# Wanted: Hawaii - Ko Olina Marriott



## kiniry (Nov 22, 2017)

Looking for 5 days or so in the fist half of December.


----------



## Ryan Burnette (Nov 28, 2017)

kiniry said:


> Looking for 5 days or so in the fist half of December.


 
Good morning,

I have a Marriott Ko Olina that I might be able to book your reservations, what dates do you need? If you're still needing this reservation please let me know.

Thanks,
Ryan Burnette
ryanb@legacyadventuresinc.com
832-498-5162


----------



## kiniry (Nov 29, 2017)

Hi looking for 7-10th.

Thanks


----------



## Ryan Burnette (Nov 30, 2017)

kiniry said:


> Hi looking for 7-10th.
> 
> Thanks



Good afternoon,

I called the resort to see if there was usage available on a timeshare we have there and found no availability.


----------



## davidvel (Nov 30, 2017)

Ryan Burnette said:


> Good afternoon,
> 
> I called the resort to see if there was usage available on a timeshare we have there and found no availability.


Interesting. I never knew a resort could give you booking availability for a ts reservation.


----------



## Ryan Burnette (Nov 30, 2017)

davidvel said:


> Interesting. I never knew a resort could give you booking availability for a ts reservation.
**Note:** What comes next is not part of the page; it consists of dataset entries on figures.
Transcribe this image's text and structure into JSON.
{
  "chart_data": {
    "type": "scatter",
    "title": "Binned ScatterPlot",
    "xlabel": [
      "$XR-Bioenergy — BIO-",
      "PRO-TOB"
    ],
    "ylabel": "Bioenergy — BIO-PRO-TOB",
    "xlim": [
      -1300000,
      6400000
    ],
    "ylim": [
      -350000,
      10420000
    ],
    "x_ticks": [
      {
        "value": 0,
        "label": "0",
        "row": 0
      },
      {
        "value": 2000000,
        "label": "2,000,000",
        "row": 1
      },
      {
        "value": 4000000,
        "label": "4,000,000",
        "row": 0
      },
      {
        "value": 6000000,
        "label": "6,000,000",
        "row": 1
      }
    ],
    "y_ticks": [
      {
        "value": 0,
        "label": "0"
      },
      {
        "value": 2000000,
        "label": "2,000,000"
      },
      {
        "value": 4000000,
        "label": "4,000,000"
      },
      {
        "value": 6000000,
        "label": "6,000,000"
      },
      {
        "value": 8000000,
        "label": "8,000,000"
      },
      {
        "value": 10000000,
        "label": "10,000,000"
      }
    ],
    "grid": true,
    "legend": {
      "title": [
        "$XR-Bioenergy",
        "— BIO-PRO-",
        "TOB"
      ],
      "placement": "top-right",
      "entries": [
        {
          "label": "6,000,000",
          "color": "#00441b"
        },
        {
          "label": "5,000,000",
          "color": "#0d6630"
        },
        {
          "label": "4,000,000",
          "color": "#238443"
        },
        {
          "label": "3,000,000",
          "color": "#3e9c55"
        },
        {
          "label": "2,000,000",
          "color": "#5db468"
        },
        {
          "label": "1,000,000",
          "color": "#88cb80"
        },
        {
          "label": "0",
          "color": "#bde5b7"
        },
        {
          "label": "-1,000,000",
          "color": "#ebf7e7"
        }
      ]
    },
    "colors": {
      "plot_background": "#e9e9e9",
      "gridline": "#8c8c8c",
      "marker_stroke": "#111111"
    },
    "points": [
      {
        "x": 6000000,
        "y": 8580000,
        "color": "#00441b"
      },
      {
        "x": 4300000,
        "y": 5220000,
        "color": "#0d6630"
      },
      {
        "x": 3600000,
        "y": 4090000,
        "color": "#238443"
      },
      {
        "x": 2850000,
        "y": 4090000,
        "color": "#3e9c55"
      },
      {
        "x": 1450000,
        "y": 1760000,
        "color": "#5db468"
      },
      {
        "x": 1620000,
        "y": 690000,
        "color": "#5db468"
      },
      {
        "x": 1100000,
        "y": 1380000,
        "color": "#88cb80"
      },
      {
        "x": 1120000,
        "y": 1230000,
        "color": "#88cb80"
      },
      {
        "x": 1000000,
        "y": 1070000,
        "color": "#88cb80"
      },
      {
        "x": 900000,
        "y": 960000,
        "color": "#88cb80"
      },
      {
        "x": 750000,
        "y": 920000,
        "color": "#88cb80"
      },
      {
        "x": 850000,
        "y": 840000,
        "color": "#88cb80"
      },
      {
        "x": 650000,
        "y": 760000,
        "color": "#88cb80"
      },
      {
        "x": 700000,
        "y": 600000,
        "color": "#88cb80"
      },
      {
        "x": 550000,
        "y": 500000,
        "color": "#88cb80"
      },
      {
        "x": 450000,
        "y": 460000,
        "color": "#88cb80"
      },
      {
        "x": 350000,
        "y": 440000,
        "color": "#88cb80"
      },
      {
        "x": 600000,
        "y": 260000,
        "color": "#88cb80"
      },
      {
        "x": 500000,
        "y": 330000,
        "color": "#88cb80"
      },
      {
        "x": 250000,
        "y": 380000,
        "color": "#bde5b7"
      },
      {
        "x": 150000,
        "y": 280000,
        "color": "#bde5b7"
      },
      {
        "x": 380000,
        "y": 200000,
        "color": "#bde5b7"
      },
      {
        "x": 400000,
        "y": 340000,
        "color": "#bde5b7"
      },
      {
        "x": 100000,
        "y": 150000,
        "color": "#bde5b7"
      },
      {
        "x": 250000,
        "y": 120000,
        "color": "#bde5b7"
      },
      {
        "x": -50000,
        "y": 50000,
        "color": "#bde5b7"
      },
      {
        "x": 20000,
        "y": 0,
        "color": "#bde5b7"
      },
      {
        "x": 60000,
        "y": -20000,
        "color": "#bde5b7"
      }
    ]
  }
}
We have a Marriott Ko Olina that we did not use our 2017 usage this past year, when calling reservations there was no available usage at the resort for the dates requested.


----------



## davidvel (Nov 30, 2017)

Ryan Burnette said:


> We have a Marriott Ko Olina that we did not use our 2017 usage this past year, when calling reservations there was no available usage at the resort for the dates requested.


Got it.


----------



## kiniry (Nov 30, 2017)

Thanks, I was able to book through another member.


----------